Wichtig ist der Austausch von Bildern, Webadressen, Programmhinweisen. Das Nachdenken über Inhalte und Zusammenhänge ist ausgeschaltet. Zum Denken ist keine Zeit, und in der Oberflächlichkeit verschwinden alle tiefer greifenden Themen. So ist es möglich, dass man den Klimawandel immer noch leugnen kann, ein Virus wird zur globalen Gefahr aufgebauscht, und ein Krieg wird wie ein sportliches Ereignis behandelt. Das alles ist möglich, weil sich die Jugend im Durchschnitt mehr als sechs Stunden täglich mit dem Handy beschäftigt.

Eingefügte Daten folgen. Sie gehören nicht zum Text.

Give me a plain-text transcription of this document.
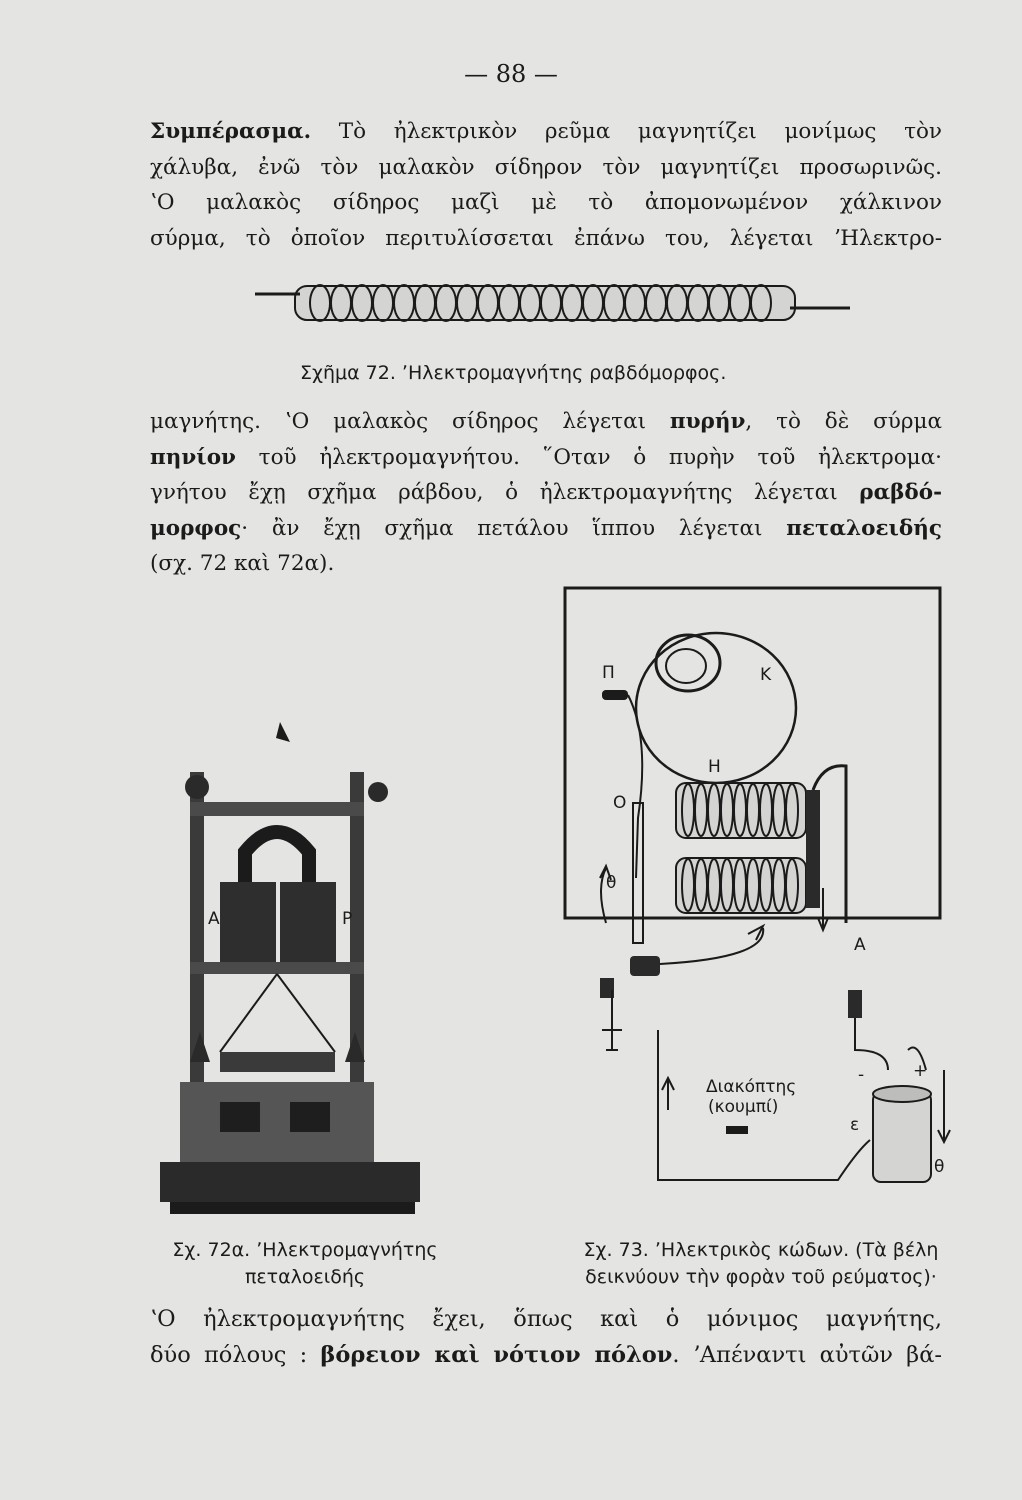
— 88 —

Συμπέρασμα. Τὸ ἠλεκτρικὸν ρεῦμα μαγνητίζει μονίμως τὸν
χάλυβα, ἐνῶ τὸν μαλακὸν σίδηρον τὸν μαγνητίζει προσωρινῶς.
ʽΟ μαλακὸς σίδηρος μαζὶ μὲ τὸ ἀπομονωμένον χάλκινον
σύρμα, τὸ ὁποῖον περιτυλίσσεται ἐπάνω του, λέγεται ʼΗλεκτρο-

Σχῆμα 72. ʼΗλεκτρομαγνήτης ραβδόμορφος.

μαγνήτης. ʽΟ μαλακὸς σίδηρος λέγεται πυρήν, τὸ δὲ σύρμα
πηνίον τοῦ ἠλεκτρομαγνήτου. ῞Οταν ὁ πυρὴν τοῦ ἠλεκτρομα·
γνήτου ἔχῃ σχῆμα ράβδου, ὁ ἠλεκτρομαγνήτης λέγεται ραβδό-
μορφος· ἂν ἔχῃ σχῆμα πετάλου ἵππου λέγεται πεταλοειδής
(σχ. 72 καὶ 72α).

Α	Ρ
Π	Κ
Ο
θ
Η
Α
Διακόπτης
(κουμπί)
-	+
ε
θ
Σχ. 72α. ʼΗλεκτρομαγνήτης
πεταλοειδής
Σχ. 73. ʼΗλεκτρικὸς κώδων. (Τὰ βέλη
δεικνύουν τὴν φορὰν τοῦ ρεύματος)·

ʽΟ ἠλεκτρομαγνήτης ἔχει, ὅπως καὶ ὁ μόνιμος μαγνήτης,
δύο πόλους : βόρειον καὶ νότιον πόλον. ʼΑπέναντι αὐτῶν βά-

Das, was hier kurz beschrieben ist, man könnte auch Bücher damit füllen, ist ein globales Phänomen, und es bedeutet, dass ein großer Teil der Menschen das Denken verlernt hat. Sie sind außerhalb von Schule, Studium und Beruf nicht mehr in der Lage, über eine Frage, Entscheidung oder Antwort konzentriert nachzudenken. Das lässt sich überall da feststellen, wo Denken gefragt ist: Politik, Kultur, Kreativität, Mathematik, wissenschaftliche Zusammenhänge und eigene Ideen.

In den Internetforen, wo es eine Kommentarfunktion gibt, häufen sich dumme Bemerkungen, die erkennen lassen, dass die anonymen Absender die Sache nicht erfasst oder nicht gedanklich verarbeitet haben, sondern einfach nur einen Kommentar abgeben, der ihr Ego bestätigt und dabei die anderen abwertet. Auf den Plattformen schaukeln sich unbedachte Äußerungen hoch, bis hin zu den bekannten Schimpf-Kaskaden.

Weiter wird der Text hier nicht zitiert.